First Lady of the Gambia
- In office February 9, 1966 – April 24, 1970
- Governor General: Sir Farimang Singhateh
- Preceded by: Kathleen Paul
- Succeeded by: Chilel Jawara

Personal details
- Born: 13 July 1929 Georgetown (present-day Janjanbureh), British Gambia
- Died: 12 May 2023 (aged 93)
- Spouse: Sir Farimang Singhateh ​ ​(m. 1949; died 1977)​
- Awards: Commander of the Order of the Republic of the Gambia (CRG)

= Fanta Singhateh =

First Lady of the Gambia from 1966 to 1970 (1929–2023)

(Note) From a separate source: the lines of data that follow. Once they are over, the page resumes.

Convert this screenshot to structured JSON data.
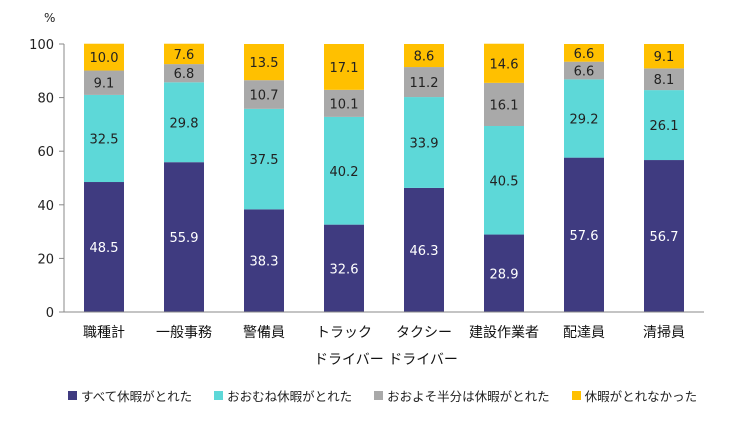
{
  "chart_data": {
    "type": "bar",
    "stacked": true,
    "ylabel": "%",
    "ylim": [
      0,
      100
    ],
    "yticks": [
      0,
      20,
      40,
      60,
      80,
      100
    ],
    "grid": false,
    "legend_position": "bottom",
    "categories": [
      "職種計",
      "一般事務",
      "警備員",
      "トラック",
      "タクシー",
      "建設作業者",
      "配達員",
      "清掃員"
    ],
    "category_sublabel": "ドライバー ドライバー",
    "series": [
      {
        "name": "すべて休暇がとれた",
        "color": "#3f3b80",
        "label_color": "#ffffff",
        "values": [
          48.5,
          55.9,
          38.3,
          32.6,
          46.3,
          28.9,
          57.6,
          56.7
        ]
      },
      {
        "name": "おおむね休暇がとれた",
        "color": "#5dd8d8",
        "label_color": "#222222",
        "values": [
          32.5,
          29.8,
          37.5,
          40.2,
          33.9,
          40.5,
          29.2,
          26.1
        ]
      },
      {
        "name": "おおよそ半分は休暇がとれた",
        "color": "#a9a9a9",
        "label_color": "#222222",
        "values": [
          9.1,
          6.8,
          10.7,
          10.1,
          11.2,
          16.1,
          6.6,
          8.1
        ]
      },
      {
        "name": "休暇がとれなかった",
        "color": "#ffc000",
        "label_color": "#222222",
        "values": [
          10.0,
          7.6,
          13.5,
          17.1,
          8.6,
          14.6,
          6.6,
          9.1
        ]
      }
    ]
  }
}
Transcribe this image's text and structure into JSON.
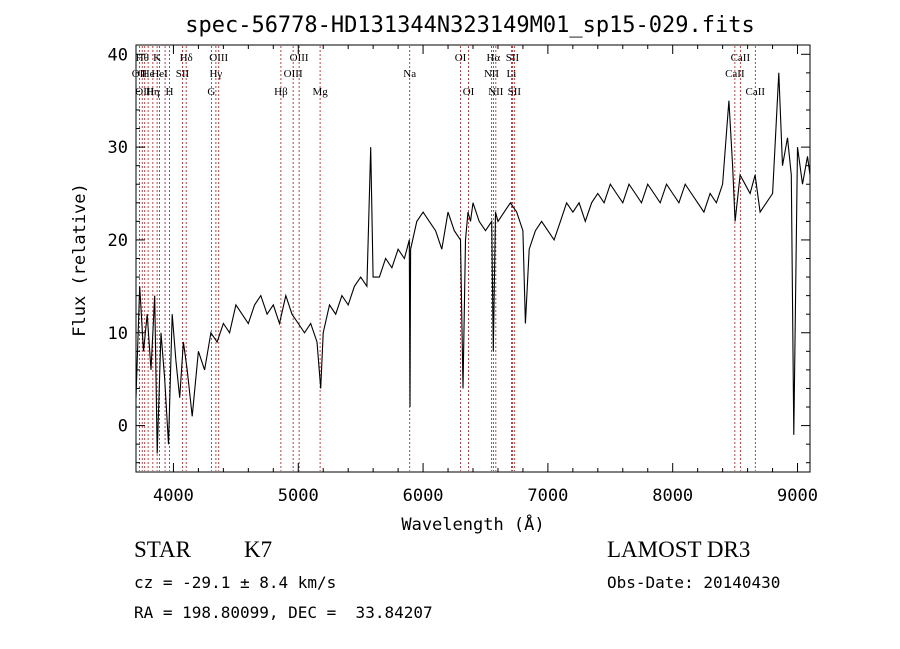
{
  "chart_data": {
    "type": "line",
    "title": "spec-56778-HD131344N323149M01_sp15-029.fits",
    "xlabel": "Wavelength (Å)",
    "ylabel": "Flux (relative)",
    "xlim": [
      3700,
      9100
    ],
    "ylim": [
      -5,
      41
    ],
    "xticks": [
      4000,
      5000,
      6000,
      7000,
      8000,
      9000
    ],
    "yticks": [
      0,
      10,
      20,
      30,
      40
    ],
    "spectrum": [
      [
        3700,
        3
      ],
      [
        3730,
        15
      ],
      [
        3760,
        8
      ],
      [
        3790,
        12
      ],
      [
        3820,
        6
      ],
      [
        3850,
        14
      ],
      [
        3870,
        -3
      ],
      [
        3900,
        10
      ],
      [
        3930,
        5
      ],
      [
        3960,
        -2
      ],
      [
        3990,
        12
      ],
      [
        4020,
        7
      ],
      [
        4050,
        3
      ],
      [
        4080,
        9
      ],
      [
        4110,
        6
      ],
      [
        4150,
        1
      ],
      [
        4200,
        8
      ],
      [
        4250,
        6
      ],
      [
        4300,
        10
      ],
      [
        4350,
        9
      ],
      [
        4400,
        11
      ],
      [
        4450,
        10
      ],
      [
        4500,
        13
      ],
      [
        4550,
        12
      ],
      [
        4600,
        11
      ],
      [
        4650,
        13
      ],
      [
        4700,
        14
      ],
      [
        4750,
        12
      ],
      [
        4800,
        13
      ],
      [
        4850,
        11
      ],
      [
        4900,
        14
      ],
      [
        4950,
        12
      ],
      [
        5000,
        11
      ],
      [
        5050,
        10
      ],
      [
        5100,
        11
      ],
      [
        5150,
        9
      ],
      [
        5180,
        4
      ],
      [
        5200,
        10
      ],
      [
        5250,
        13
      ],
      [
        5300,
        12
      ],
      [
        5350,
        14
      ],
      [
        5400,
        13
      ],
      [
        5450,
        15
      ],
      [
        5500,
        16
      ],
      [
        5550,
        15
      ],
      [
        5580,
        30
      ],
      [
        5600,
        16
      ],
      [
        5650,
        16
      ],
      [
        5700,
        18
      ],
      [
        5750,
        17
      ],
      [
        5800,
        19
      ],
      [
        5850,
        18
      ],
      [
        5890,
        20
      ],
      [
        5895,
        2
      ],
      [
        5900,
        19
      ],
      [
        5950,
        22
      ],
      [
        6000,
        23
      ],
      [
        6050,
        22
      ],
      [
        6100,
        21
      ],
      [
        6150,
        19
      ],
      [
        6200,
        23
      ],
      [
        6250,
        21
      ],
      [
        6300,
        20
      ],
      [
        6320,
        4
      ],
      [
        6340,
        20
      ],
      [
        6360,
        23
      ],
      [
        6380,
        22
      ],
      [
        6400,
        24
      ],
      [
        6450,
        22
      ],
      [
        6500,
        21
      ],
      [
        6550,
        22
      ],
      [
        6563,
        8
      ],
      [
        6580,
        23
      ],
      [
        6600,
        22
      ],
      [
        6650,
        23
      ],
      [
        6700,
        24
      ],
      [
        6750,
        23
      ],
      [
        6800,
        21
      ],
      [
        6820,
        11
      ],
      [
        6850,
        19
      ],
      [
        6900,
        21
      ],
      [
        6950,
        22
      ],
      [
        7000,
        21
      ],
      [
        7050,
        20
      ],
      [
        7100,
        22
      ],
      [
        7150,
        24
      ],
      [
        7200,
        23
      ],
      [
        7250,
        24
      ],
      [
        7300,
        22
      ],
      [
        7350,
        24
      ],
      [
        7400,
        25
      ],
      [
        7450,
        24
      ],
      [
        7500,
        26
      ],
      [
        7550,
        25
      ],
      [
        7600,
        24
      ],
      [
        7650,
        26
      ],
      [
        7700,
        25
      ],
      [
        7750,
        24
      ],
      [
        7800,
        26
      ],
      [
        7850,
        25
      ],
      [
        7900,
        24
      ],
      [
        7950,
        26
      ],
      [
        8000,
        25
      ],
      [
        8050,
        24
      ],
      [
        8100,
        26
      ],
      [
        8150,
        25
      ],
      [
        8200,
        24
      ],
      [
        8250,
        23
      ],
      [
        8300,
        25
      ],
      [
        8350,
        24
      ],
      [
        8400,
        26
      ],
      [
        8450,
        35
      ],
      [
        8480,
        28
      ],
      [
        8500,
        22
      ],
      [
        8540,
        27
      ],
      [
        8580,
        26
      ],
      [
        8620,
        25
      ],
      [
        8660,
        27
      ],
      [
        8700,
        23
      ],
      [
        8750,
        24
      ],
      [
        8800,
        25
      ],
      [
        8850,
        38
      ],
      [
        8880,
        28
      ],
      [
        8920,
        31
      ],
      [
        8950,
        27
      ],
      [
        8970,
        -1
      ],
      [
        9000,
        30
      ],
      [
        9040,
        26
      ],
      [
        9080,
        29
      ],
      [
        9100,
        27
      ]
    ],
    "lines": [
      {
        "wavelength": 3727,
        "label": "OII",
        "row": 1
      },
      {
        "wavelength": 3750,
        "label": "Hθ",
        "row": 0
      },
      {
        "wavelength": 3770,
        "label": "OIII",
        "row": 2
      },
      {
        "wavelength": 3797,
        "label": "He",
        "row": 1
      },
      {
        "wavelength": 3835,
        "label": "Hη",
        "row": 2
      },
      {
        "wavelength": 3869,
        "label": "K",
        "row": 0
      },
      {
        "wavelength": 3889,
        "label": "HeI",
        "row": 1
      },
      {
        "wavelength": 3933,
        "label": "",
        "row": 0
      },
      {
        "wavelength": 3968,
        "label": "H",
        "row": 2
      },
      {
        "wavelength": 4072,
        "label": "SII",
        "row": 1
      },
      {
        "wavelength": 4102,
        "label": "Hδ",
        "row": 0
      },
      {
        "wavelength": 4304,
        "label": "G",
        "row": 2
      },
      {
        "wavelength": 4340,
        "label": "Hγ",
        "row": 1
      },
      {
        "wavelength": 4363,
        "label": "OIII",
        "row": 0
      },
      {
        "wavelength": 4861,
        "label": "Hβ",
        "row": 2
      },
      {
        "wavelength": 4959,
        "label": "OIII",
        "row": 1
      },
      {
        "wavelength": 5007,
        "label": "OIII",
        "row": 0
      },
      {
        "wavelength": 5175,
        "label": "Mg",
        "row": 2
      },
      {
        "wavelength": 5893,
        "label": "Na",
        "row": 1
      },
      {
        "wavelength": 6300,
        "label": "OI",
        "row": 0
      },
      {
        "wavelength": 6364,
        "label": "OI",
        "row": 2
      },
      {
        "wavelength": 6548,
        "label": "NII",
        "row": 1
      },
      {
        "wavelength": 6563,
        "label": "Hα",
        "row": 0
      },
      {
        "wavelength": 6583,
        "label": "NII",
        "row": 2
      },
      {
        "wavelength": 6708,
        "label": "Li",
        "row": 1
      },
      {
        "wavelength": 6716,
        "label": "SII",
        "row": 0
      },
      {
        "wavelength": 6731,
        "label": "SII",
        "row": 2
      },
      {
        "wavelength": 8498,
        "label": "CaII",
        "row": 1
      },
      {
        "wavelength": 8542,
        "label": "CaII",
        "row": 0
      },
      {
        "wavelength": 8662,
        "label": "CaII",
        "row": 2
      }
    ]
  },
  "info": {
    "class": "STAR",
    "subclass": "K7",
    "survey": "LAMOST DR3",
    "cz": "cz = -29.1 ± 8.4 km/s",
    "obs_date": "Obs-Date: 20140430",
    "coords": "RA = 198.80099, DEC =  33.84207"
  },
  "colors": {
    "line_marker": "#a01818",
    "spectrum": "#000000"
  }
}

Fanta, Lady Singhateh, CRG (13 July 1929 – 12 May 2023), also known as Fatou Fanta Basse Sagnia, or Sagniang was First Lady of the Gambia from 1966 to 1970.

== Biography ==

Singahteh was born in Georgetown, modern Janjanbureh, The Gambia, on 13 July 1929. In 1949, she married Sir Farimang Singhateh, then medical officer, but future Governor-General of the Gambia. They had six children together. She and her husband, who were both Ahmadiyya, went on the Hajj - the pilgrimage to Mecca in 1964.

== Politics ==

Singhateh and her husband were early members of the People's Progressive Party, which was founded in 1959. As part of their work within the party, they campaigned for the end of colonialism.

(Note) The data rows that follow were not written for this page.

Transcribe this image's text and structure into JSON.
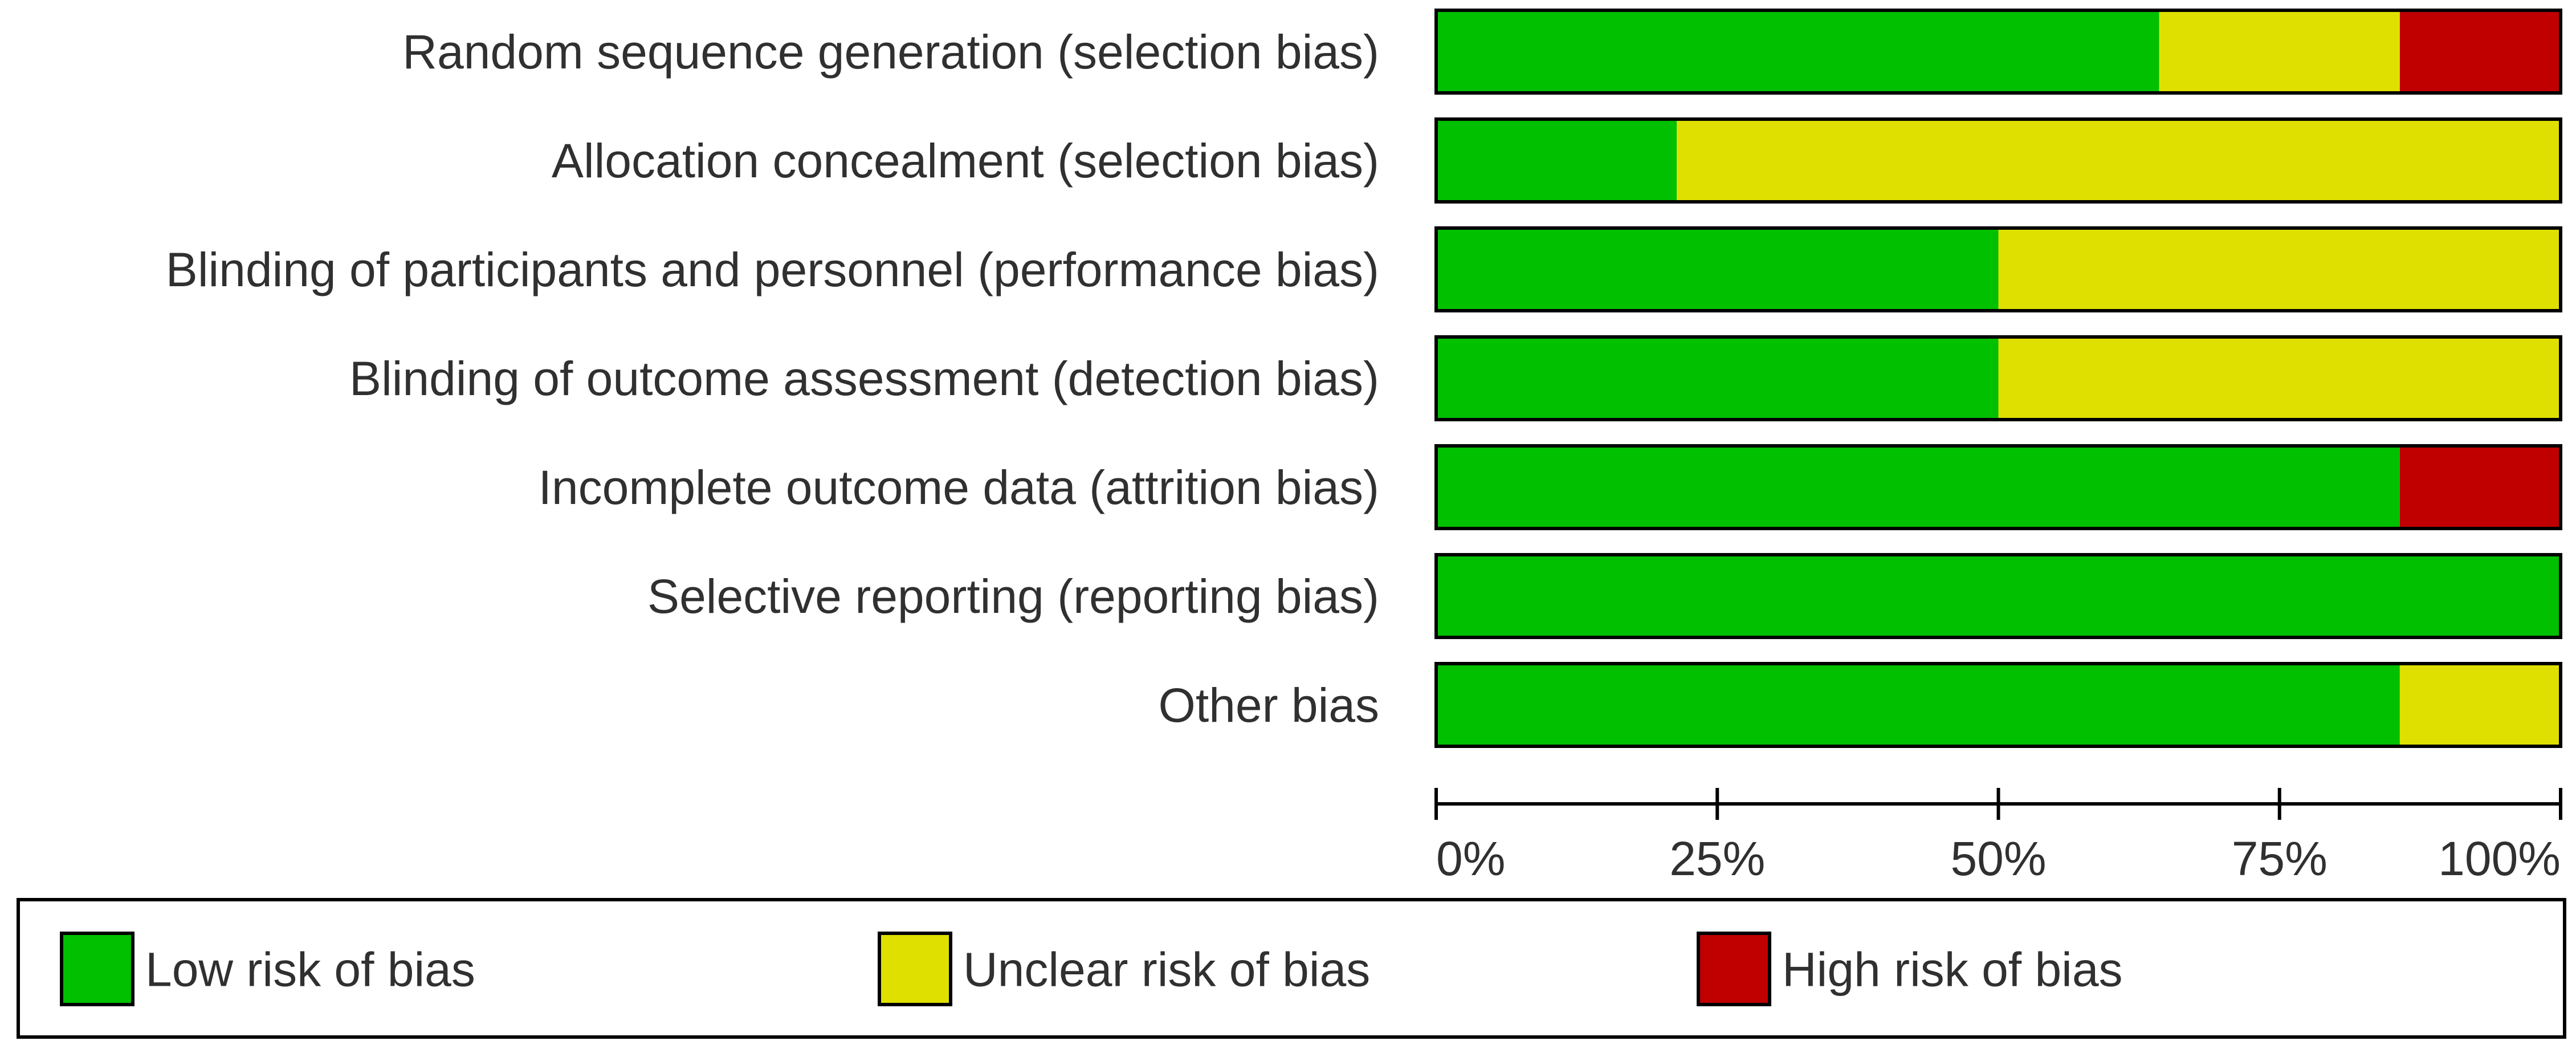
{
  "chart_data": {
    "type": "bar",
    "stacked": true,
    "orientation": "horizontal",
    "categories": [
      "Random sequence generation (selection bias)",
      "Allocation concealment (selection bias)",
      "Blinding of participants and personnel (performance bias)",
      "Blinding of outcome assessment (detection bias)",
      "Incomplete outcome data (attrition bias)",
      "Selective reporting (reporting bias)",
      "Other bias"
    ],
    "series": [
      {
        "name": "Low risk of bias",
        "color": "#00C000",
        "values": [
          64.3,
          21.4,
          50.0,
          50.0,
          85.7,
          100.0,
          85.7
        ]
      },
      {
        "name": "Unclear risk of bias",
        "color": "#E0E000",
        "values": [
          21.4,
          78.6,
          50.0,
          50.0,
          0.0,
          0.0,
          14.3
        ]
      },
      {
        "name": "High risk of bias",
        "color": "#C00000",
        "values": [
          14.3,
          0.0,
          0.0,
          0.0,
          14.3,
          0.0,
          0.0
        ]
      }
    ],
    "xlim": [
      0,
      100
    ],
    "ticks": [
      0,
      25,
      50,
      75,
      100
    ],
    "tick_labels": [
      "0%",
      "25%",
      "50%",
      "75%",
      "100%"
    ],
    "legend_position": "bottom",
    "grid": false
  }
}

Singhateh herself was known as a radical within the party. Prior to her marriage, Singhateh was an activist and was one of the first people to receive charitable shipments of second-hand clothing from Belgium to distribute in regions like Bakoteh, Sukuta and rural villages.

Singhateh served as First Lady of the Gambia from 1966 to 1970, when her husband was the Governor-General of the Gambia. They were both the first Gambians to be in those posts, he as Governor-General, she as First Lady. In her role, she was concerned with welfare and encouraged philanthropic schemes aimed at supporting women. She was a strong advocate of communal, cultural and social development.

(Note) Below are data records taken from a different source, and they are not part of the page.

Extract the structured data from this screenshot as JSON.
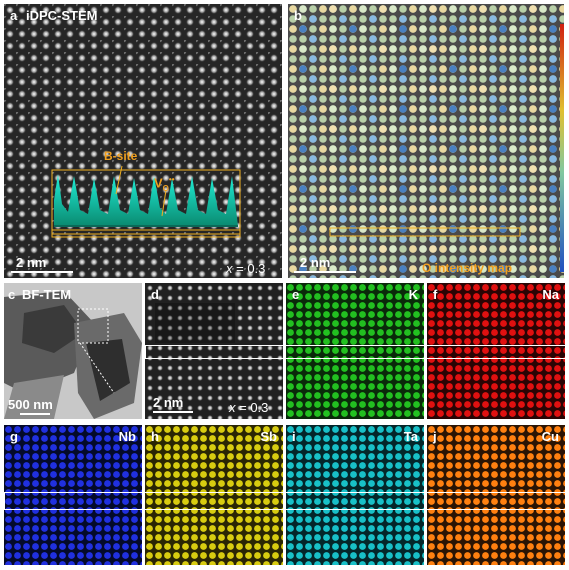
{
  "panels": {
    "a": {
      "letter": "a",
      "title": "iDPC-STEM",
      "scalebar": "2 nm",
      "x_var": "x",
      "x_value": "= 0.3",
      "bsite": "B-site",
      "vo_base": "V",
      "vo_sub": "O",
      "vo_sup": "••"
    },
    "b": {
      "letter": "b",
      "scalebar": "2 nm",
      "map_label": "O intensity map"
    },
    "c": {
      "letter": "c",
      "title": "BF-TEM",
      "scalebar": "500 nm"
    },
    "d": {
      "letter": "d",
      "scalebar": "2 nm",
      "x_var": "x",
      "x_value": "= 0.3"
    },
    "e": {
      "letter": "e",
      "element": "K",
      "color": "#22c020"
    },
    "f": {
      "letter": "f",
      "element": "Na",
      "color": "#e01010"
    },
    "g": {
      "letter": "g",
      "element": "Nb",
      "color": "#2030e0"
    },
    "h": {
      "letter": "h",
      "element": "Sb",
      "color": "#d8cc10"
    },
    "i": {
      "letter": "i",
      "element": "Ta",
      "color": "#18c0c8"
    },
    "j": {
      "letter": "j",
      "element": "Cu",
      "color": "#ff8010"
    }
  }
}
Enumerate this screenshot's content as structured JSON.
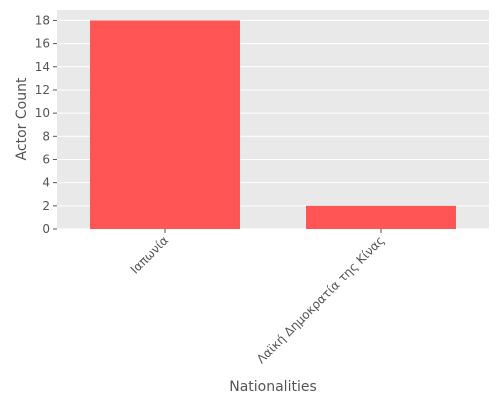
{
  "colors": {
    "panel_background": "#e9e9e9",
    "grid": "#ffffff",
    "bar": "#ff5555",
    "text": "#555555"
  },
  "chart_data": {
    "type": "bar",
    "categories": [
      "Ιαπωνία",
      "Λαϊκή Δημοκρατία της Κίνας"
    ],
    "values": [
      18,
      2
    ],
    "xlabel": "Nationalities",
    "ylabel": "Actor Count",
    "ylim": [
      0,
      18.9
    ],
    "yticks": [
      0,
      2,
      4,
      6,
      8,
      10,
      12,
      14,
      16,
      18
    ],
    "grid": true,
    "legend": "none"
  }
}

In her 90s, she opened a bakery providing low-cost products, enabling everyone to buy bread. She died on 12 May 2023, at the age of 93.

== Awards ==

In 2012, Singhateh became a Commander of the Order of the Republic of the Gambia (CRG).

When her husband was awarded a knighthood by Queen Elizabeth II, Singhateh could adopt the title Lady, and became known to many in the Gambia as 'Lady Fanta'.